L'inosservanza di tale disposizione è causa di nullità del procedimento.
La domanda introduttiva può anche contenere domande accessorie relative, ad esempio, all'affido dei figli, alla condanna al mantenimento ex
art. 156 del c.c., all'inibizione nei confronti della moglie di usare il cognome del coniuge ex
art. 156 bis del c.c..
Sussistono incertezze in merito alla possibilità di formulare nel giudizio di separazione domande restitutorie di beni personali.
A questo giudizio si applicano le disposizioni in tema di esenzione fiscale dettate in materia di divorzio, esenzione che oggi viene estesa anche al contributo unificato per l'iscrizione a ruolo, come implicitamente si ricava dall'art. 10 DPR 115/2002 (la gratuità del giudizio sembrerebbe estendersi anche ai trasferimenti patrimoniali oggetto di domande accessorie e previsti da specifici capi della sentenza).
Circa l’individuazione del momento di produzione degli effetti sostanziali e processuali della domanda, secondo la tesi prevalente il giudizio è pendente dal deposito del ricorso introduttivo, atto che realizza la costituzione in giudizio del ricorrente, del quale pertanto non è configurabile la
contumacia.
Secondo altra tesi, invece, il deposito è inidoneo a realizzare la costituzione del ricorrente, che si perfezionerebbe solo a seguito dell'udienza presidenziale, nel termine assegnato dal presidente.
Con il deposito del ricorso in cancelleria si determina l'iscrizione della causa al ruolo generale degli affari contenziosi civili e quindi l'obbligo per il cancelliere, ex
art. 36 delle disp. att. c.p.c. di formare contestualmente il fascicolo d'ufficio.

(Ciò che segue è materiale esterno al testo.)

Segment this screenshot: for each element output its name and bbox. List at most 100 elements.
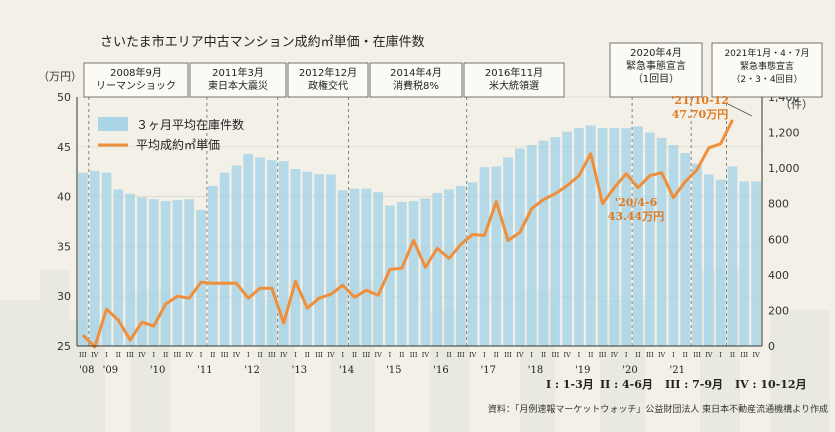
year-tick-label: '16 [433, 365, 448, 376]
inventory-bar [515, 148, 525, 346]
inventory-bar [609, 128, 620, 346]
year-tick-label: '12 [244, 365, 259, 376]
inventory-bar [692, 163, 702, 346]
quarter-legend-1: I : 1-3月 [546, 378, 594, 391]
left-axis-unit: （万円） [38, 70, 82, 83]
chart-title: さいたま市エリア中古マンション成約㎡単価・在庫件数 [100, 34, 425, 50]
inventory-bar [455, 185, 466, 346]
quarter-tick-label: II [635, 351, 641, 359]
right-axis-unit: （件） [780, 98, 813, 111]
quarter-tick-label: IV [469, 351, 477, 359]
inventory-bar [361, 188, 372, 346]
year-tick-label: '09 [103, 365, 118, 376]
quarter-tick-label: IV [752, 351, 760, 359]
quarter-legend-2: II : 4-6月 [600, 378, 653, 391]
right-tick-label: 400 [768, 269, 789, 282]
quarter-legend-3: III : 7-9月 [665, 378, 723, 391]
quarter-tick-label: I [625, 351, 628, 359]
left-axis: 25 30 35 40 45 50 [57, 91, 78, 353]
inventory-bar [326, 174, 336, 346]
left-tick-label: 35 [57, 240, 71, 253]
inventory-bar [562, 131, 572, 346]
inventory-bar [550, 137, 561, 346]
quarter-tick-label: IV [658, 351, 666, 359]
right-tick-label: 600 [768, 233, 789, 246]
inventory-bar [385, 205, 395, 346]
quarter-tick-label: I [483, 351, 486, 359]
quarter-tick-label: II [683, 351, 689, 359]
inventory-bar [491, 166, 502, 346]
quarter-tick-label: I [294, 351, 297, 359]
quarter-tick-label: III [410, 351, 418, 359]
year-tick-label: '08 [79, 365, 94, 376]
quarter-tick-label: II [446, 351, 452, 359]
quarter-legend-4: IV : 10-12月 [735, 378, 807, 391]
source-note: 資料：「月例速報マーケットウォッチ」公益財団法人 東日本不動産流通機構より作成 [488, 403, 828, 415]
event-label: （2・3・4回目） [731, 74, 802, 85]
event-label: 2020年4月 [630, 46, 682, 59]
quarter-tick-label: III [457, 351, 465, 359]
year-tick-label: '13 [292, 365, 307, 376]
inventory-bar [432, 193, 443, 346]
annotation-label: 43.44万円 [608, 210, 664, 223]
quarter-tick-label: II [305, 351, 311, 359]
skyline-building [40, 270, 70, 432]
quarter-tick-label: I [247, 351, 250, 359]
quarter-tick-label: IV [280, 351, 288, 359]
quarter-tick-label: III [79, 351, 87, 359]
quarter-tick-label: I [530, 351, 533, 359]
inventory-bar [196, 209, 206, 346]
event-box [463, 62, 565, 98]
annotation-label: '21/10-12 [671, 94, 729, 107]
skyline-building [520, 290, 555, 432]
quarter-legend: I : 1-3月 II : 4-6月 III : 7-9月 IV : 10-12… [546, 378, 807, 391]
quarter-tick-label: I [152, 351, 155, 359]
inventory-bar [113, 189, 124, 346]
event-label: 政権交代 [308, 79, 348, 92]
quarter-tick-label: III [315, 351, 323, 359]
legend-bar-swatch [98, 117, 128, 131]
event-label: 2008年9月 [110, 66, 162, 79]
event-label: リーマンショック [96, 80, 176, 92]
quarter-tick-label: III [599, 351, 607, 359]
price-line [81, 119, 734, 349]
inventory-bar [267, 160, 277, 346]
event-box [369, 62, 463, 98]
quarter-tick-label: III [174, 351, 182, 359]
event-label: （1回目） [633, 73, 679, 85]
inventory-bar [751, 181, 761, 346]
quarter-tick-label: III [126, 351, 134, 359]
event-label: 2011年3月 [212, 66, 264, 79]
quarter-tick-label: III [268, 351, 276, 359]
bar-series [78, 125, 761, 346]
year-tick-label: '11 [197, 365, 212, 376]
inventory-bar [184, 199, 195, 346]
inventory-bar [290, 169, 301, 346]
quarter-tick-label: I [105, 351, 108, 359]
inventory-bar [467, 182, 478, 346]
quarter-tick-label: IV [327, 351, 335, 359]
inventory-bar [680, 153, 691, 346]
inventory-bar [503, 157, 513, 346]
event-label: 2012年12月 [299, 66, 357, 79]
inventory-bar [160, 201, 171, 346]
year-tick-label: '10 [150, 365, 165, 376]
event-box [287, 62, 369, 98]
quarter-tick-label: I [578, 351, 581, 359]
quarter-tick-label: IV [422, 351, 430, 359]
year-axis: '08 '09 '10 '11 '12 '13 '14 '15 '16 '17 '18 '19 '20 '… [79, 365, 685, 376]
annotation-leader [727, 103, 753, 117]
year-tick-label: '15 [386, 365, 401, 376]
inventory-bar [231, 165, 242, 346]
event-box [609, 42, 703, 98]
event-label: 緊急事態宣言 [740, 60, 794, 72]
quarter-tick-label: I [200, 351, 203, 359]
quarter-tick-label: III [646, 351, 654, 359]
inventory-bar [137, 197, 147, 346]
event-box [711, 42, 823, 98]
event-label: 消費税8% [393, 79, 439, 92]
year-tick-label: '18 [528, 365, 543, 376]
inventory-bar [148, 199, 159, 346]
quarter-tick-label: IV [516, 351, 524, 359]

Il 3° co. stabilisce che il presidente, nei cinque giorni successivi al deposito in cancelleria, fissa con decreto in calce al ricorso la data dell'udienza di comparizione dei coniugi dinanzi a sé e stabilisce un termine per la
notificazione del ricorso e del decreto.
Si prevede che l'udienza di comparizione debba comunque essere tenuta entro novanta giorni dal deposito del ricorso e che il presidente debba altresì assegnare un termine “
entro cui il coniuge convenuto può depositare memoria difensiva e documenti”.
Con tali disposizioni si tende sostanzialmente ad abbreviare i tempi necessari per la trattazione della fase presidenziale, in quanto viene espressamente indicato sia il termine entro il quale il presidente deve fissare l'udienza, sia il termine massimo che deve intercorrere tra la notificazione del ricorso e del decreto ed il giorno dell'udienza presidenziale.

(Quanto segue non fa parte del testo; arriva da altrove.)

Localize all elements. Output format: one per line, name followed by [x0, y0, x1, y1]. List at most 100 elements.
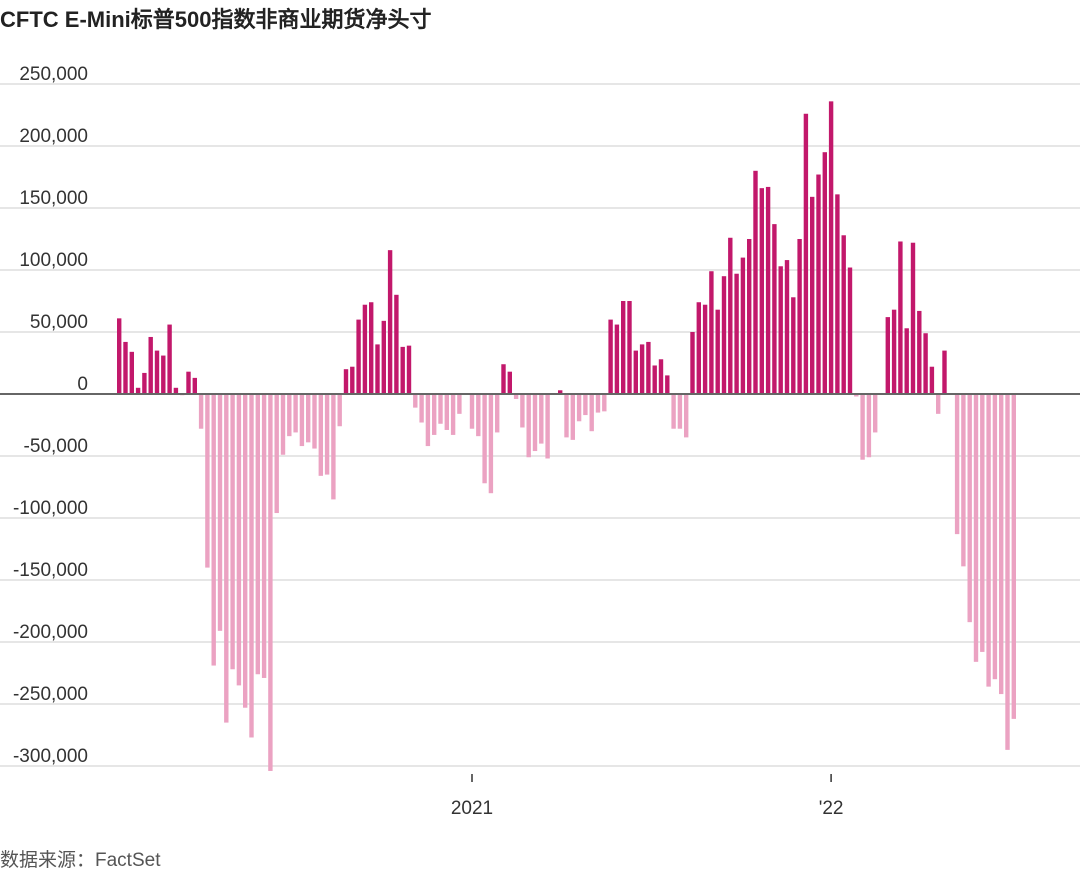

Si tratta, tuttavia, di termini non perentori ma ordinatori, il cui mancato rispetto non comporta l'irrogazione di sanzioni.
Sia il ricorso che il decreto di fissazione dell'udienza presidenziale devono essere notificati all'altro coniuge a cura del ricorrente ai sensi delle ordinarie norme in tema di notificazione di cui agli artt.
137 e ss. c.p.c.
Si esclude che il coniuge ricorrente possa assumere la veste di consegnatario, in qualità di
persona di famiglia, della notificazione eseguita ai sensi del secondo comma dell’
art. 139 del c.p.c. presso la residenza del coniuge convenuto.
Il coniuge convenuto non è soggetto all'onere di costituzione in giudizio fin dall'udienza presidenziale, ma può, nel termine concesso dal presidente, depositare una
memoria difensiva.
Il presidente è chiamato a verificare la ritualità della notifica del ricorso e del decreto di fissazione d'udienza al coniuge resistente, ed eventualmente a disporne la rinnovazione ai sensi dell'
art. 291 del c.p.c..
Il mancato rispetto del termine fissato dal presidente per la notificazione del ricorso e del decreto di fissazione di udienza, in difetto di espressa sanzione, non determina la nullità del ricorso, ma implica, al contrario, la concessione di un nuovo termine, funzionale al rispetto del principio del
contraddittorio.
Il vizio di nullità/inesistenza della notificazione del ricorso e del decreto non può ritenersi sanato per effetto della successiva costituzione del coniuge resistente dinanzi al G.I.